Resampling

Statistical Learning
James Scott (UT-Austin)

Reference: Introduction to Statistical Learning Chapter 5

Resampling methods

Cross-validation (leave-one-out and K-fold)
Nonparametric bootstrap
The residual resampling bootstrap
The parametric bootstrap

Recall train/test splits

Goal: estimate the prediction error of a fitted model.

Solution so far:

Randomly split the data into a training set and testing set.
Fit the model(s) on the training set.
Make predictions on the test set using the fitted model(s).
Check how well you did (RMSE, classification error, deviance…)

A perfectly sensible approach! But still has some drawbacks…

Train/test splits: drawbacks

Drawback 1: the estimate of the error rate can be highly variable.

It depends strongly on which observations end up in the training and testing sets.
Can be mitigated by averaging over multiple train/test splits, but this can get computationally expensive.

Drawback 2: only some of the data points are used to fit the model.

Statistical methods tend to perform worse with less data.
So the test-set error rate is biased: it tends to overestimate the error rate we'd see if we trained on the full data set.
This effect is especially strong for complex models.

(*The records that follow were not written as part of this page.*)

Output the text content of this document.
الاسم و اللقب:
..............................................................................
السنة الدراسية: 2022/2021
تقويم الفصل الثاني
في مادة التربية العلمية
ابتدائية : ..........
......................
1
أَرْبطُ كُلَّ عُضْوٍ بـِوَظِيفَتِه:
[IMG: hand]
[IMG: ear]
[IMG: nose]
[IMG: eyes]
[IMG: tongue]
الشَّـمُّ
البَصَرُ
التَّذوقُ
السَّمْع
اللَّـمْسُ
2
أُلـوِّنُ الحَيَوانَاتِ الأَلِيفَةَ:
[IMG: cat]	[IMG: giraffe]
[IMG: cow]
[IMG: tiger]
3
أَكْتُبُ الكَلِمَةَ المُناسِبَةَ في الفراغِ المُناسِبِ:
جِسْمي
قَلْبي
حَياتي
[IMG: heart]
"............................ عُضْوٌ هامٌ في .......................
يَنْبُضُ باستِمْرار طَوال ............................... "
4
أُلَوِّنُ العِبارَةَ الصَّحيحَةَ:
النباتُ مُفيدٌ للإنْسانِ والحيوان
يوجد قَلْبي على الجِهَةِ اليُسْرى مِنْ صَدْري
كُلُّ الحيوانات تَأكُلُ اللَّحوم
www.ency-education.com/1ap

Leave-one-out cross validation (LOOCV)

Key idea: average over all possible testing sets of size \( n_{\mathrm{test}} = 1 \).

For i in 1 to N:

Fit the model using all data points except \( i \).
Predict \( y_i \) with \( \hat{y_i} \), using the fitted model.
Calculate the error, \( \mathrm{Err}(y_i, \hat{y_i}) \).

Estimate the error rate as: \[ \mathrm{CV}_{(n)} = \frac{1}{n} \sum_{i=1}^n \mathrm{Err}(y_i, \hat{y_i}) \]

LOOCV: quick example

The data in “ethanol.csv” is from an experiment where an ethanol-based fuel was burned in a one-cylinder combustion engine.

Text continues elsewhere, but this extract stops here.